2) Industry opinion leaders were nonplussed with Google TV, but impressions will change once it’s understood for what it is

Many in the industry punditocracy have said that Google TV’s success hinges on the availability of programming. True, but that’s only part of the story and is (in my opinion) temporary. They neglect the technology and service integration side of the discussion.

The only Google TV launch partner to date that has implemented the full vision of Google TV is DISH Network (with Logitech and with Sony, although I only have tried DISH with the Logitech Revue). This means that DISH’s TV DVR and EPG metadata are handed off to the Google TV search function, so you see a search result that includes them. That’s real TV through DISH Network, not just Web videos from YouTube (which also appear in the search result).

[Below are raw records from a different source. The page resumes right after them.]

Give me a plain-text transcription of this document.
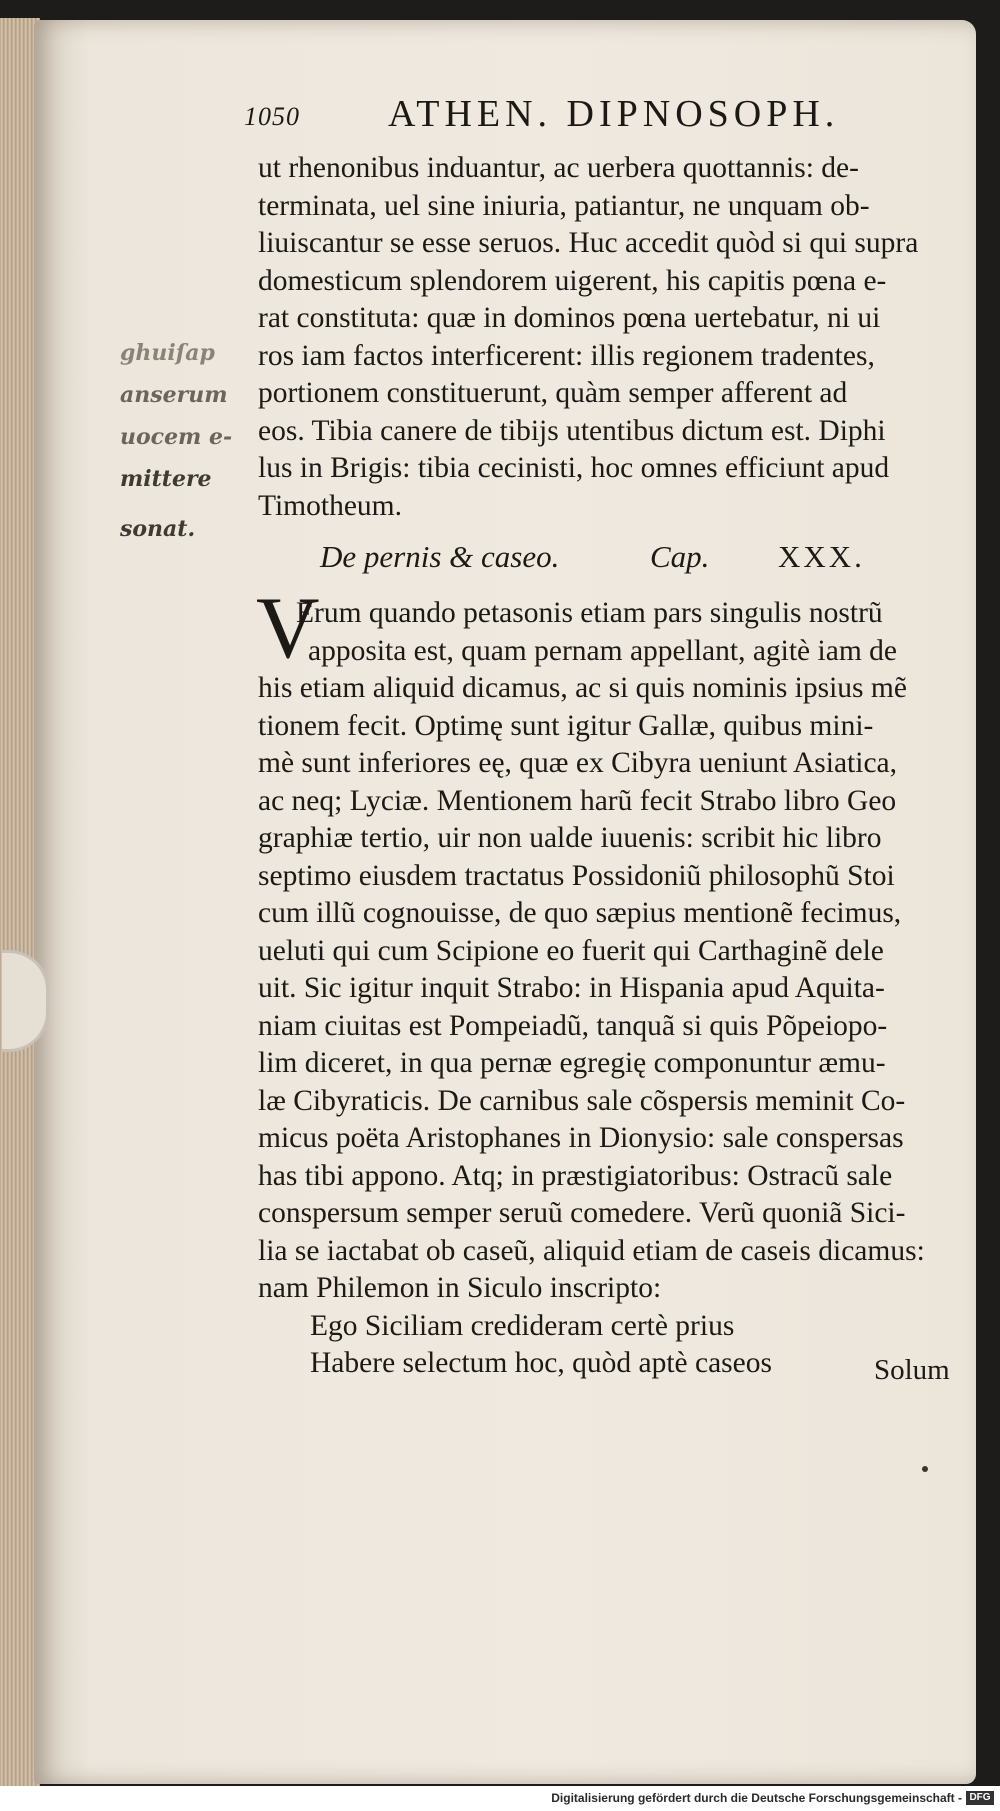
1050 ATHEN. DIPNOSOPH.
ghuiſap
anserum
uocem e-
mittere
sonat.
ut rhenonibus induantur, ac uerbera quottannis: de-
terminata, uel sine iniuria, patiantur, ne unquam ob-
liuiscantur se esse seruos. Huc accedit quòd si qui supra
domesticum splendorem uigerent, his capitis pœna e-
rat constituta: quæ in dominos pœna uertebatur, ni ui
ros iam factos interficerent: illis regionem tradentes,
portionem constituerunt, quàm semper afferent ad
eos. Tibia canere de tibijs utentibus dictum est. Diphi
lus in Brigis: tibia cecinisti, hoc omnes efficiunt apud
Timotheum.
De pernis & caseo.	Cap.	XXX.
V
Erum quando petasonis etiam pars singulis nostrũ
apposita est, quam pernam appellant, agitè iam de
his etiam aliquid dicamus, ac si quis nominis ipsius mẽ
tionem fecit. Optimę sunt igitur Gallæ, quibus mini-
mè sunt inferiores eę, quæ ex Cibyra ueniunt Asiatica,
ac neq; Lyciæ. Mentionem harũ fecit Strabo libro Geo
graphiæ tertio, uir non ualde iuuenis: scribit hic libro
septimo eiusdem tractatus Possidoniũ philosophũ Stoi
cum illũ cognouisse, de quo sæpius mentionẽ fecimus,
ueluti qui cum Scipione eo fuerit qui Carthaginẽ dele
uit. Sic igitur inquit Strabo: in Hispania apud Aquita-
niam ciuitas est Pompeiadũ, tanquã si quis Põpeiopo-
lim diceret, in qua pernæ egregię componuntur æmu-
læ Cibyraticis. De carnibus sale cõspersis meminit Co-
micus poëta Aristophanes in Dionysio: sale conspersas
has tibi appono. Atq; in præstigiatoribus: Ostracũ sale
conspersum semper seruũ comedere. Verũ quoniã Sici-
lia se iactabat ob caseũ, aliquid etiam de caseis dicamus:
nam Philemon in Siculo inscripto:
Ego Siciliam credideram certè prius
Habere selectum hoc, quòd aptè caseos	Solum
Digitalisierung gefördert durch die Deutsche Forschungsgemeinschaft - DFG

The other part of the integration is control of the set-top box. This means that DISH had to write software that ties their set-top box, the Revue, and Google TV via their respective APIs. If a program turns up in the search result and you want to DVR it, you press the DVR button on the Logitech Revue keyboard (or the regular DISH remote) and that’s it.

3) Google TV is not being merchandised or positioned correctly at retail.

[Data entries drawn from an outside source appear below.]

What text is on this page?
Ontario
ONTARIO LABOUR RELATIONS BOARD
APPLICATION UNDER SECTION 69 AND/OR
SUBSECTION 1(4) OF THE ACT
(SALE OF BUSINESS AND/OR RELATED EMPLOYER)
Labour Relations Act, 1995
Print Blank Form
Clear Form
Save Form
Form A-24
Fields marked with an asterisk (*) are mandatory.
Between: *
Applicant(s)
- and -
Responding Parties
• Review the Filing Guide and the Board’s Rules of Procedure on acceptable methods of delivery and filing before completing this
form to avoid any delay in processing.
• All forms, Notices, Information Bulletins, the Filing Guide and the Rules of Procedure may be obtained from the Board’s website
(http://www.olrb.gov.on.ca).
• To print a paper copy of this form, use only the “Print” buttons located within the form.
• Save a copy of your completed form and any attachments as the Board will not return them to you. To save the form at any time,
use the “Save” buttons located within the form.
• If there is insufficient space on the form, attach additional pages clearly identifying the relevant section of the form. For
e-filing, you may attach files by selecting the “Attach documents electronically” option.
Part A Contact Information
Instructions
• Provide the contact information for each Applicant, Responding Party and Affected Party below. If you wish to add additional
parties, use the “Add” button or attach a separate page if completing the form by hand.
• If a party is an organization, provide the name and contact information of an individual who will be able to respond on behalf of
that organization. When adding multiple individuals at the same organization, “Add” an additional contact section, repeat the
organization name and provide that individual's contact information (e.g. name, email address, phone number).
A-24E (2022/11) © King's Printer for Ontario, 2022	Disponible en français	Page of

If you go into a Sony Style store or a Best Buy (both were Google TV launch partners), you’ll find Google TV set up for demonstration. But in my experiences, both were set up with DirecTV, which hasn’t done the Google TV integration. Also, most sales people in consumer electronics shops are not subject matter experts, or trained on Google TV.

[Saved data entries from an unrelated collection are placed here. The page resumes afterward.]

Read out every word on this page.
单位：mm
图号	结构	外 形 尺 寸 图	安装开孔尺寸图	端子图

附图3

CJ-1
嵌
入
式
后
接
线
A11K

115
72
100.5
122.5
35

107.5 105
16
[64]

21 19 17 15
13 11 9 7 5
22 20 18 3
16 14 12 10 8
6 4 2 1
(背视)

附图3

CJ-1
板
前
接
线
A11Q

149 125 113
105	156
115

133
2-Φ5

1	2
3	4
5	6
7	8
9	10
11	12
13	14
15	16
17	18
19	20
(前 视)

When the Sony person told me that he happened to be the designated “go-to” person for Google TV, I thought “Great, you don’t see that too often anymore! I got the right guy.” So I confidently picked up the remote and searched for a popular movie that I know is on pay TV right now. When I asked whether a Google TV search result would include TV programs and movies, he said “yes.” What a let-down when the only search results were the movie’s Web site, a Wikipedia entry, and some trailer videos on YouTube. No “real” TV. I guess he thought that, because the content was tied with something that’s on TV now, that it qualified as “TV.” I knew better, and more importantly, consumers do too.

The other disappointment was that the Sony products use this little game-controller-like remote control, and you have to press a trigger to use the keyboard. Reminiscent of the IBM PC Junior of the early 1980s. Because the Google TV integration has not been done with DirecTV, the retail experience quickly got into a mode where I was using the little mouse controller on the Sony remote. To be charitable, I’ll just say that this violates the most basic principles of TV user interface design 101, and did not pass the 57-year-old curmudgeon test.

But Google TV, as a technology and as a tool-set – and as a concept that addresses new expectations about what TV should be – is a really good effort. What it needs is consumer awareness that rises above noise-level. If Google has the wherewithal to give away 10,000 Logitech Revues to developers, and now, 100 free 46″ HDTVs to consumers, why not deploy their minions to Best Buy and Sony Style stores to make sure it’s set up with DISH and to demonstrate it correctly?

I reiterate that DISH did a good job with it. Yes, it’s a little rough around the edges – as the old adage says, “beware of version dot-oh software.” We’ll see if the updates shipped by Google and Logitech in mid-December made a difference. I am told that DISH is working on some tweaks also. Hopefully, at some point, the technology will be refined sufficiently so it doesn’t require a companion device like the Revue.

Give it time. Anyone in TelcoTV circles will tell you that it also took years for the content owners to trust IPTV.